O cineasta José Eduardo Belmonte publicou um carrossel de fotos de diferentes momentos da carreira de Gonçalves. "Estou muito triste. Todos nós temos que nos sentirmos honrados por ter convivido na mesma época que um gênio , um mestre. No meu caso particular tive a oportunidade de trabalhar com e ver de perto o seu imenso talento que vai seguir como um farol por gerações", diz ao Correio. O diretor também fez uma homenagem nas redes sociais. "Antes de entrar na faculdade, aos 16 anos, sonhando em viver de cinema, tinha um caderno com atores que admirava muito e queria trabalhar se virasse cineasta. Milton sempre esteve no topo da lista", revela o diretor. "Tive a honra de estar com ele três vezes. Um comercial nos anos 1990, um longa em 2011 e uma série em 2018. Em todos esses momentos , estar com ele era sempre uma aula. Um regozijo ao ver tamanho conhecimento, inteligência e generosidade de um artista com talento soberbo".

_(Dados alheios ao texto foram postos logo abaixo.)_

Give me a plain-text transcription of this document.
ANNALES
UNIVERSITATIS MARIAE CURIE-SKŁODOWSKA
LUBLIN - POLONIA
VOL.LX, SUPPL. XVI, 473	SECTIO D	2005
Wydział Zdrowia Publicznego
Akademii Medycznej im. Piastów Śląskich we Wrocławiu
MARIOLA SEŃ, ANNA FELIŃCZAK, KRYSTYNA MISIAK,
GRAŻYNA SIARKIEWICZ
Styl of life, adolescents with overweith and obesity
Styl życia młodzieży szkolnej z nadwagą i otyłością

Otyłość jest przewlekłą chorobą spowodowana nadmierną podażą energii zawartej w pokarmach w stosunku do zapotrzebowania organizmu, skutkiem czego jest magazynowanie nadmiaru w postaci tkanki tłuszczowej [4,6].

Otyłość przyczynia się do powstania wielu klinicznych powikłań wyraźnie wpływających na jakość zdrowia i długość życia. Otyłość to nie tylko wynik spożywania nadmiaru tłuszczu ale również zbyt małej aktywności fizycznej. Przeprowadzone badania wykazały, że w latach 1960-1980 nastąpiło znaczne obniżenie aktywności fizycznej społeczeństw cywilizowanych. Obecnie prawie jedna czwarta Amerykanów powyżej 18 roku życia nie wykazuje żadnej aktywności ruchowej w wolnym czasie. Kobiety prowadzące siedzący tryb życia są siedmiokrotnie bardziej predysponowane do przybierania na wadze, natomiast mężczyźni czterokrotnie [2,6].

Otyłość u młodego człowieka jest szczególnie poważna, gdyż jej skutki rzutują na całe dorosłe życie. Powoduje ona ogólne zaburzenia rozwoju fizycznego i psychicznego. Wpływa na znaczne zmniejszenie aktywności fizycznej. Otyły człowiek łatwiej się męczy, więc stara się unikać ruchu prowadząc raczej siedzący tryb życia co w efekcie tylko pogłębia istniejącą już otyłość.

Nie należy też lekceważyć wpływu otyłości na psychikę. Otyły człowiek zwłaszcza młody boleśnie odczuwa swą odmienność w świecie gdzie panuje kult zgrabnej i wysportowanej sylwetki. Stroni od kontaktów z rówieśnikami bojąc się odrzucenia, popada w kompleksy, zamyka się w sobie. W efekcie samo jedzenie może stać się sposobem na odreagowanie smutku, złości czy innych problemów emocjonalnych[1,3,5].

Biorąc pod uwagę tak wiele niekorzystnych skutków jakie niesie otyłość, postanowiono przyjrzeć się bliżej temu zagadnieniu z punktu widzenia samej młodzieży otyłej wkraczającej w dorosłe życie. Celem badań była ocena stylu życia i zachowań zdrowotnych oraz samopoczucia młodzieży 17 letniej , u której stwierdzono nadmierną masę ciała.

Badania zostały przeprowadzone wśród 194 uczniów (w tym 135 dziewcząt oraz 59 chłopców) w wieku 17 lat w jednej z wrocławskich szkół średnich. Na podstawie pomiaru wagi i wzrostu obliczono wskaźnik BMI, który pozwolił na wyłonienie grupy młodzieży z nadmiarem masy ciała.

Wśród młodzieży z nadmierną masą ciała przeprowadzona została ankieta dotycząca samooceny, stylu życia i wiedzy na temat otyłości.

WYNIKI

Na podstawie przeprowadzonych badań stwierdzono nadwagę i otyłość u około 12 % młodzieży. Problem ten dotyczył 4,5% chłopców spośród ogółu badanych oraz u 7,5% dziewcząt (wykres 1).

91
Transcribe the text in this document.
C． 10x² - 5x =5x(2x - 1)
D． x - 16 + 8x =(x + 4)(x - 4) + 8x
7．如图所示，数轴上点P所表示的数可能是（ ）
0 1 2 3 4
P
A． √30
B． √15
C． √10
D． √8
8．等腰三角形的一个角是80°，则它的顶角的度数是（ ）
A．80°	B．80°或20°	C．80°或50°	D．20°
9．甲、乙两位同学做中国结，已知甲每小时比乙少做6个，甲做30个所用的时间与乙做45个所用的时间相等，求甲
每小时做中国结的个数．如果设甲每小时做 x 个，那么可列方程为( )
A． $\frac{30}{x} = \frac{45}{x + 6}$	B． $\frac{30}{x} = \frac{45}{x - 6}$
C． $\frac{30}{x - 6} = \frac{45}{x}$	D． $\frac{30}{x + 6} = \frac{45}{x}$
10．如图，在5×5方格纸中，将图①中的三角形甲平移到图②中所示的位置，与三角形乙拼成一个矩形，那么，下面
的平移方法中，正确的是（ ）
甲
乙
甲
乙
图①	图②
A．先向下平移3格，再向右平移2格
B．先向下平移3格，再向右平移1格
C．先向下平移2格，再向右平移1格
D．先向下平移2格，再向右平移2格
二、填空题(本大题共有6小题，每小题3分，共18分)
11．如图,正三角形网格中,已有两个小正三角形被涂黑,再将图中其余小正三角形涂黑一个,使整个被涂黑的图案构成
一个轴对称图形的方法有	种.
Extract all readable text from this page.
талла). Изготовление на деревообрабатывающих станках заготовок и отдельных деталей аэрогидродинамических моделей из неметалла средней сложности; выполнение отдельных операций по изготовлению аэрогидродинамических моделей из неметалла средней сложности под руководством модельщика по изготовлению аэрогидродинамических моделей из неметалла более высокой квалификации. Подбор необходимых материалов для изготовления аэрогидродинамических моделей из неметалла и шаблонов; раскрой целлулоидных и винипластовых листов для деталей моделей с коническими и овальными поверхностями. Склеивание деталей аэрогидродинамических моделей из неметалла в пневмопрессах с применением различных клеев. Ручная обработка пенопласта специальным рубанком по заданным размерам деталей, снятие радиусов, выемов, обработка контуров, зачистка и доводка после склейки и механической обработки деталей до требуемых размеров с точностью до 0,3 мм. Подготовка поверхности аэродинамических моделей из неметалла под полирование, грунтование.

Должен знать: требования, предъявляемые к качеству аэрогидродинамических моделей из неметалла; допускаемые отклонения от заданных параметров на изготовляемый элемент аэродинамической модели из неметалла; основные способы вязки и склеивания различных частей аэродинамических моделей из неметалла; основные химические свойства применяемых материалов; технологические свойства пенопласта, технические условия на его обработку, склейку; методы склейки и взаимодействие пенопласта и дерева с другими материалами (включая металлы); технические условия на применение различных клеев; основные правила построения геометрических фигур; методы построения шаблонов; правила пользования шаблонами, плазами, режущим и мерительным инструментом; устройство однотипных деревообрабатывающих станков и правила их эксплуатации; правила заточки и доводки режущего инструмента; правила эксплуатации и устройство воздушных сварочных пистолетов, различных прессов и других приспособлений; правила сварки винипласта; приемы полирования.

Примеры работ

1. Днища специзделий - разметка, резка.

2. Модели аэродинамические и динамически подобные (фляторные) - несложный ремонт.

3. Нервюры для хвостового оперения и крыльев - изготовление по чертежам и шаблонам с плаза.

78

O ator brasiliense Sérgio Fidalgo destaca a presença de Milton Gonçalves no hall de atores negros pioneiros na dramaturgia brasileira. "Ele é um dos maiores atores do país. Foi um dos que quebraram as barreiras impostas aos artistas negros, pegando papéis de destaque, geralmente reservado a atores brancos. Milton tinha uma altivez muito bonita, característica que ele trazia para os seus personagens", analisa o ator, que já foi coordenador-geral do Festival de Brasília do Cinema Brasileiro.

"Milton foi um dos atores mais importantes da nossa dramaturgia, principalmente um dos representantes mais relevantes da cultura negra no país", avalia o ator, diretor e professor de teatro brasiliense João Antônio. "A quantidade de trabalhos que ele fez o tornou uma imagem extremamente conhecida e que trazia o reconhecimento da negritude extraordinário, fez personagens das mais variadas possibilidades", complementa e ainda lembra da figura que foi Milton. "Como pessoa era muito simpático. Era um exemplo de bom ator", conclui

A atriz Zezé Motta está entre aqueles que lamentaram a partida de Milton Gonçalves. "Milton Gonçalves era dos mais importantes atores que este país já teve. Milton faz parte da história da TV Brasileira. Um gênio, elegante, brilhante profissional Foram muitos sets juntos, muitas histórias, muitas famílias… O último trabalho que fizemos foi no especial Juntos a magia acontece, que ganhou prêmio em Cannes", relembrou a atriz, nas redes sociais.

*Estagiários sob a supervisão de Severino Francisco.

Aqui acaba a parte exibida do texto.